As expected, an attack against Windows PCs developed over the weekend, although it came in the form of one-at-a-time bot pinpricks rather than a massive hammer of a worm, security experts and Microsoft said Sunday.
The bot has been dubbed with several names by security firms, including "Graweg," "Mocbot," "WGAReg," and "Cuebot." It uses an exploit published last week that leverages a vulnerability disclosed last Tuesday, Aug. 8, to compromise computers and add them to a botnet. The vulnerability in Windows Server service, which was patched by Microsoft in its security bulletin MS06-040, was widely pegged as the most dangerous of the month's lot. Several security analysts had predicted that an attack against unpatched PCs would soon begin, possibly as early as the weekend.

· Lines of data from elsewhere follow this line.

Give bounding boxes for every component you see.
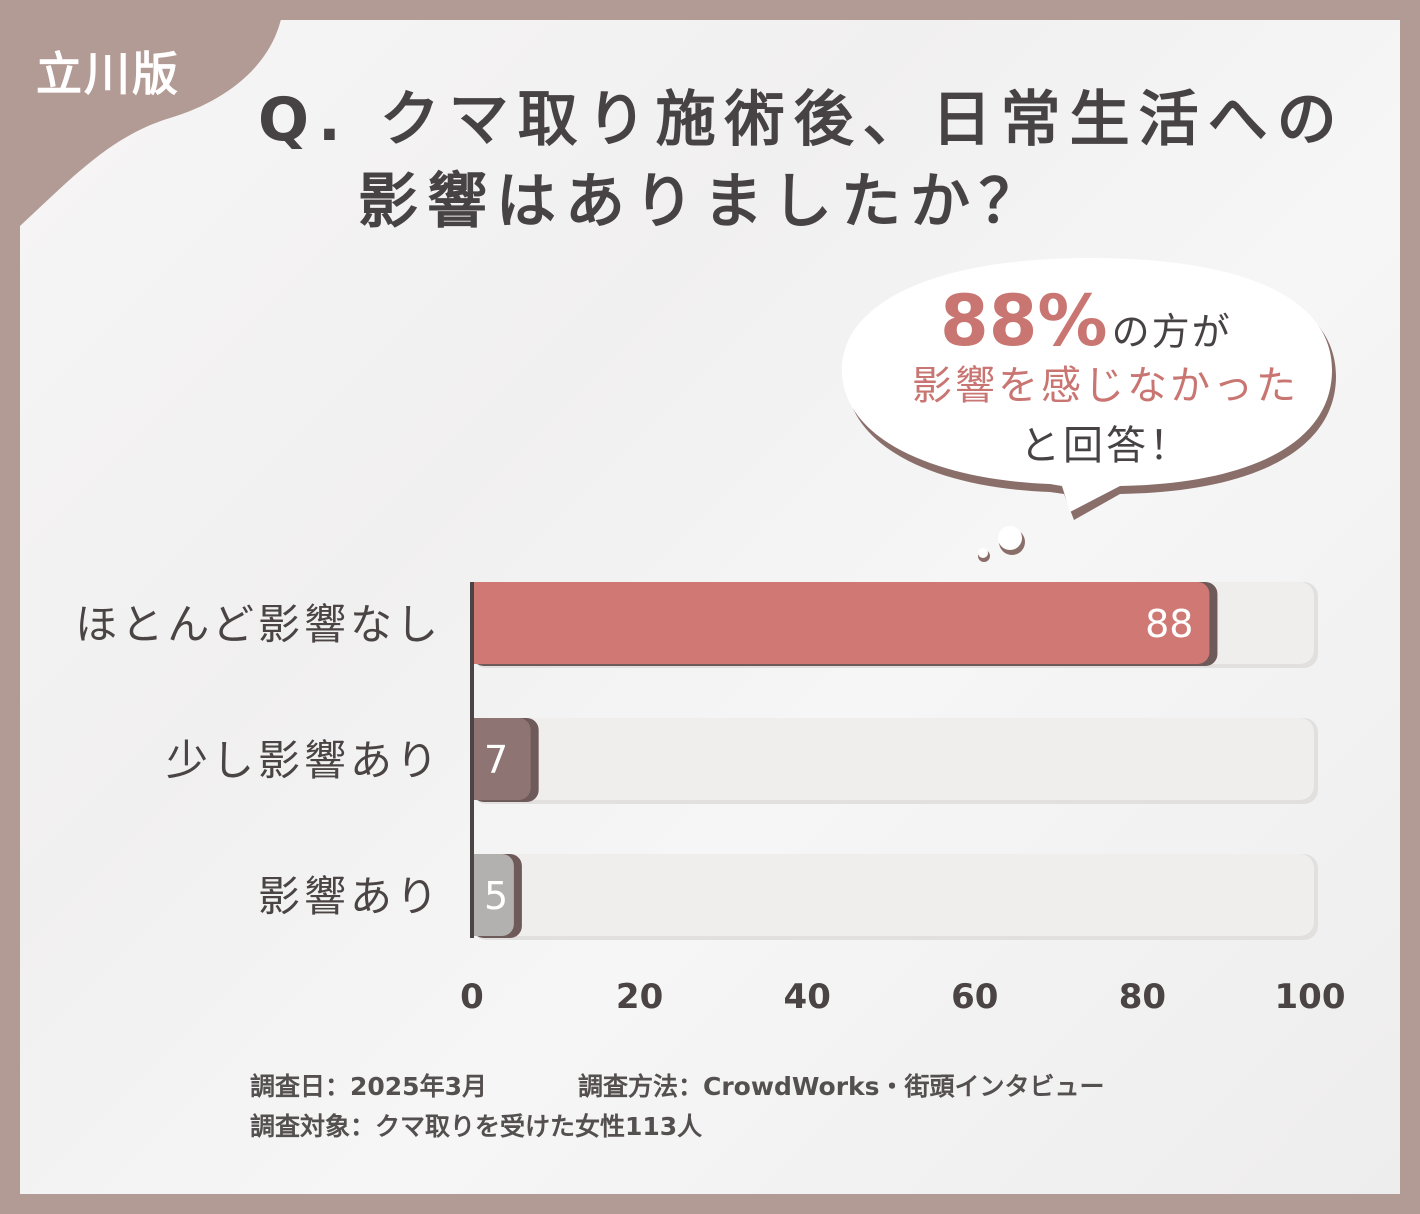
callout-line3: と回答！: [1020, 423, 1192, 469]
category-label-0: ほとんど影響なし: [75, 600, 442, 649]
category-label-1: 少し影響あり: [165, 736, 442, 785]
question-title-line2: 影響はありましたか？: [358, 167, 1048, 237]
bar-track-1: [472, 718, 1314, 800]
bar-base-2: [472, 854, 488, 936]
corner-badge-shape: [0, 0, 284, 232]
data-label-1: 7: [484, 738, 508, 782]
brand-label: 立川版: [36, 47, 180, 101]
data-label-2: 5: [484, 874, 508, 918]
callout-part1: の方が: [1111, 310, 1232, 354]
bar-0: [472, 582, 1210, 664]
bar-base-1: [472, 718, 488, 800]
callout-bubble-body: [841, 258, 1332, 512]
x-tick-label-2: 40: [784, 977, 831, 1017]
footer-date: 調査日：2025年3月: [250, 1072, 487, 1101]
callout-line1: 88% の方が: [940, 286, 1232, 356]
question-title-line1: Q. クマ取り施術後、日常生活への: [258, 85, 1346, 155]
category-label-2: 影響あり: [257, 872, 442, 921]
callout-line2: 影響を感じなかった: [912, 363, 1299, 409]
bar-base-0: [472, 582, 488, 664]
thought-dot-large: [998, 526, 1022, 550]
x-tick-label-1: 20: [616, 977, 663, 1017]
x-tick-label-0: 0: [460, 977, 484, 1017]
footer-method: 調査方法：CrowdWorks・街頭インタビュー: [578, 1072, 1105, 1101]
callout-percent: 88%: [940, 280, 1108, 362]
footer-subject: 調査対象：クマ取りを受けた女性113人: [250, 1112, 703, 1141]
bar-chart: 88 7 5 0 20 40 60 80 100: [460, 582, 1346, 1017]
x-tick-label-4: 80: [1119, 977, 1166, 1017]
bar-track-2: [472, 854, 1314, 936]
x-tick-label-5: 100: [1275, 977, 1346, 1017]
data-label-0: 88: [1145, 602, 1193, 646]
callout-bubble: [841, 258, 1336, 562]
thought-dot-small: [978, 548, 988, 558]
x-tick-label-3: 60: [951, 977, 998, 1017]
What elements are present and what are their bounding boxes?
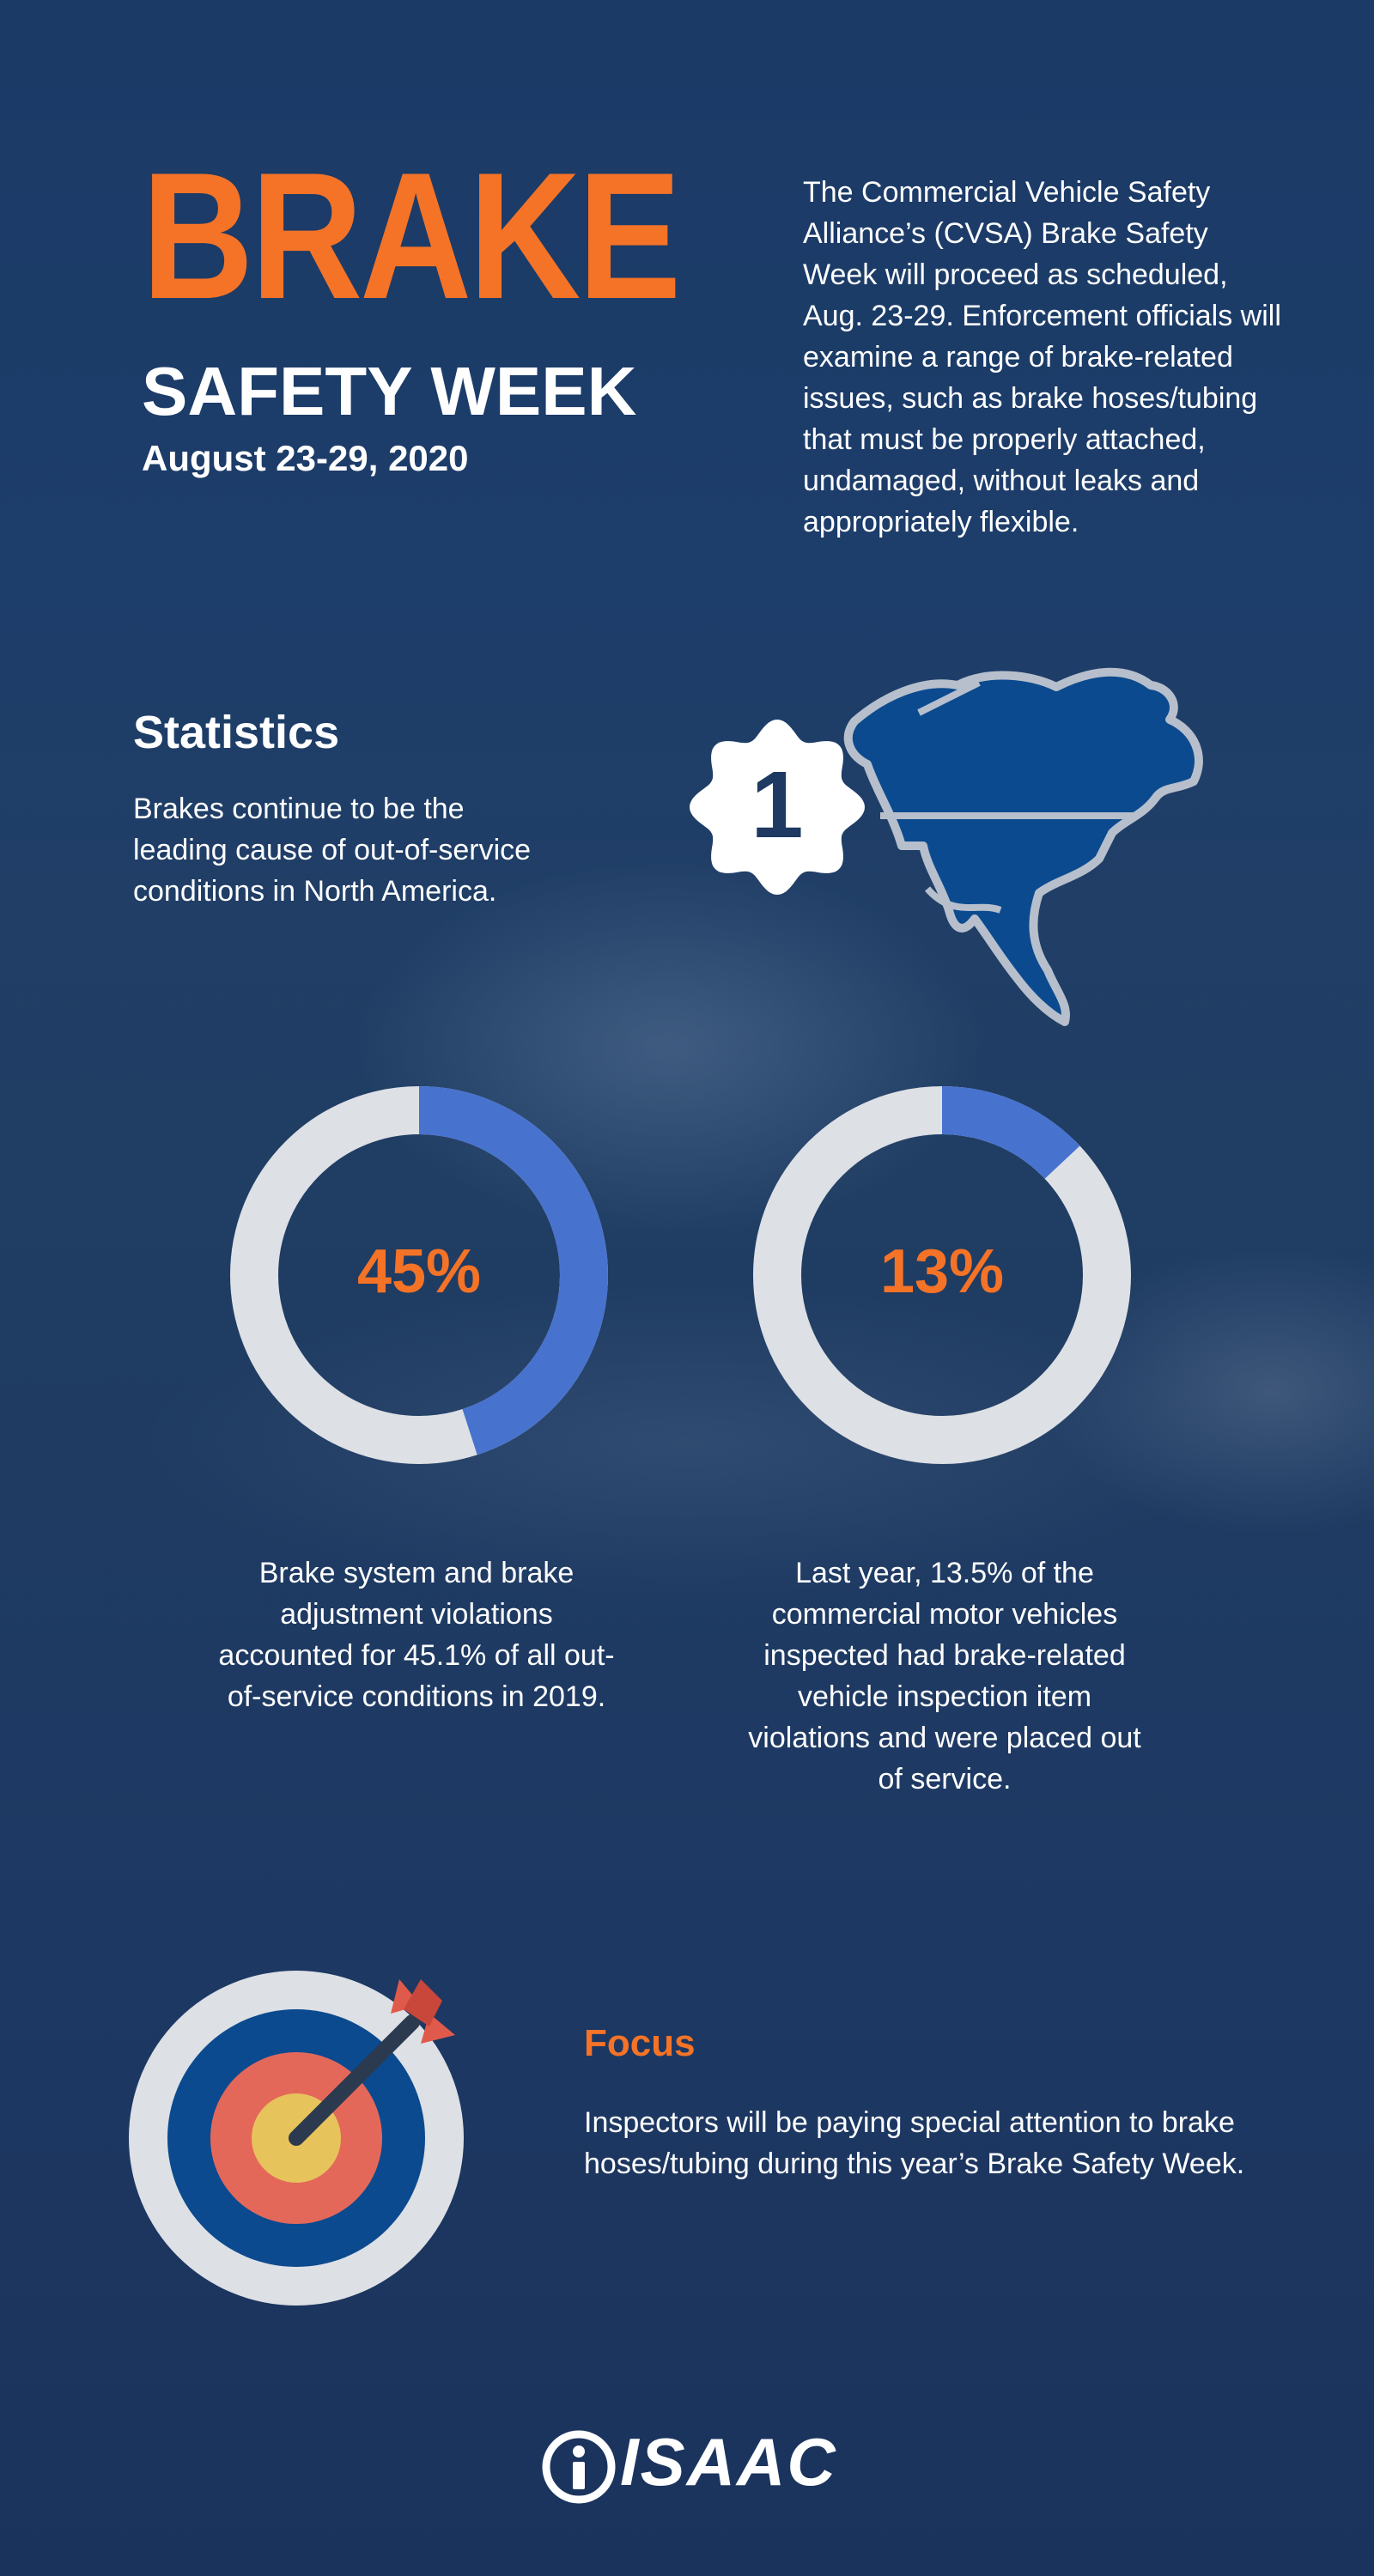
rank-badge: 1	[690, 720, 865, 895]
statistics-text: Brakes continue to be the leading cause …	[133, 793, 532, 908]
intro-paragraph: The Commercial Vehicle Safety Alliance’s…	[803, 176, 1281, 538]
focus-heading: Focus	[584, 2022, 696, 2064]
page-subtitle: SAFETY WEEK	[142, 353, 637, 429]
isaac-logo-text: ISAAC	[620, 2424, 837, 2500]
stat-caption: Last year, 13.5% of the commercial motor…	[748, 1557, 1141, 1795]
donut-chart-45	[230, 1086, 608, 1464]
stat-value: 45%	[356, 1237, 482, 1306]
stat-value: 13%	[879, 1237, 1005, 1306]
statistics-heading: Statistics	[133, 707, 340, 758]
event-date: August 23-29, 2020	[142, 438, 469, 478]
rank-number: 1	[751, 752, 803, 858]
north-america-map-icon	[843, 667, 1203, 1026]
stat-caption: Brake system and brake adjustment violat…	[218, 1557, 615, 1713]
isaac-logo	[542, 2430, 616, 2504]
ring-fill	[753, 1086, 1131, 1464]
donut-chart-13	[753, 1086, 1131, 1464]
target-icon	[129, 1971, 464, 2306]
ring-fill	[230, 1086, 608, 1464]
focus-text: Inspectors will be paying special attent…	[584, 2106, 1245, 2180]
page-title: BRAKE	[142, 135, 681, 337]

On Saturday and Sunday, security companies detected two variants, noted that once installed they were able to control AOL Instant Messenger if it was present on the compromised computer, and linked the bot herders' controlling systems to a pair of IP addresses in China. Most security vendors also agreed that this new attack malware was a close cousin to several earlier bots, each of which relied on a different Windows vulnerability to grab PCs.
"So far, this appears to be an extremely targeted attack, very much unlike what we have seen in the past with recent Internet-wide worms," wrote Stephen Toulouse, program manager with the Microsoft Security Response Center, in a posting late Saturday. "In fact, our initial investigation reveals this isn't a worm in the 'autospreading' classic sense, and it appears to target Windows 2000."
Notwithstanding Toulouse's classification of the bot, several security vendors, including Symantec, Sophos, and McAfee, categorized Graweg.a and Graweg.b as "worms." Whatever the nomenclature, the risk remains low for now, said Microsoft.